Da Vinci's Inquest consultant and writer visits YK Jorge Barrera


Northern News Services

Yellowknife (Jan 31/01) - He speaks for the dead. In the trade they call themselves ombudsmen.

And for former British Columbia chief coroner Larry Campbell, 52, it landed him a spot in TV land as a writer and consultant with the hit CBC series Da Vinci's inquest -- which some say has interesting coincidences with Campbell's life. Campbell visited Yellowknife last weekend as a keynote speaker at a coroner's conference held at Chateau Nova.

It's not his first time in the North, he's been visiting here since 1988. He's registered in the Northwest Territories and does contract consulting with the Nunavut Government.

"I love coming up here, I don't come up here enough in the summertime," says Campbell.

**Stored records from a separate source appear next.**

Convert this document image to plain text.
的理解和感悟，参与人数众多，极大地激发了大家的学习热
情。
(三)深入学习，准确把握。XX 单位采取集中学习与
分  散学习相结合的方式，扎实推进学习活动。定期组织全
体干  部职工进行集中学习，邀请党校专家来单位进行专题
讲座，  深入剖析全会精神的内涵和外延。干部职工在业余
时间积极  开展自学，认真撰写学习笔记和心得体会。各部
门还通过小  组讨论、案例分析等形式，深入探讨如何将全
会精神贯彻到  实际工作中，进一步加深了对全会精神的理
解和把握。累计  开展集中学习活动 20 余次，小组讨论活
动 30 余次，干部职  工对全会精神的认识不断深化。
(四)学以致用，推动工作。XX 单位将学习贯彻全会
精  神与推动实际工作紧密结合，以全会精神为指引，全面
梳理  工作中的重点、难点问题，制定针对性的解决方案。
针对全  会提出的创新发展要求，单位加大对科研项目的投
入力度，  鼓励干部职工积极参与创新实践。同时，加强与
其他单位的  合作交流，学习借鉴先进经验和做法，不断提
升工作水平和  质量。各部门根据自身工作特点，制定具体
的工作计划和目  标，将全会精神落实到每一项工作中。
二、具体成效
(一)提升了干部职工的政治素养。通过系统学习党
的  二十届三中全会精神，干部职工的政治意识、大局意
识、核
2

Campbell has done inquests in Inuvik, Yellowknife and Hall Beach.

He says it's much tougher to perform coroner's duties in the North because communities are so small and chances are a coroner is bound to deal with someone they know.

"It took me years until I saw someone I knew," said Campbell.

"In Vancouver I did 2000 deaths a year, but I didn't know who they were," he says.

"It's much tougher in rural areas, chances are people who die are at the very least friends or family members," he says.

But now Campbell is seeing less of death and more of TV lights.

He started working with Da Vinci's Inquest since its inception in 1998. He says the movement into the writing aspect of it is penance for getting on the show's writers' backs.

"It was not a transition of choice but a forced one by the other writers who I slagged," he says.

Despite being credited with writing one show already he doesn't call himself a writer.

"If you saw my script you'd know I wasn't a writer, I'm more a collaborator," he says. When asked about how much his life has collaborated with the creation of the main character Da Vinci, Campbell just smiles.

"I know the character of Da Vinci intimately," he says, "and there are some coincidences like he's the same age, ex-drug squad, his wife is a pathologist, but he's a little more outspoken," says Campbell.

"Da Vinci is an amalgamation of all coroners," he says.

Is there a writing career in the works for Campbell? Maybe.

"There could be a novel on Da Vinci coming," he says.

Campbell says 20 years of death has given him a front row seat on the frailty of life.

"I'm a different person, I do things now I never did before," he says.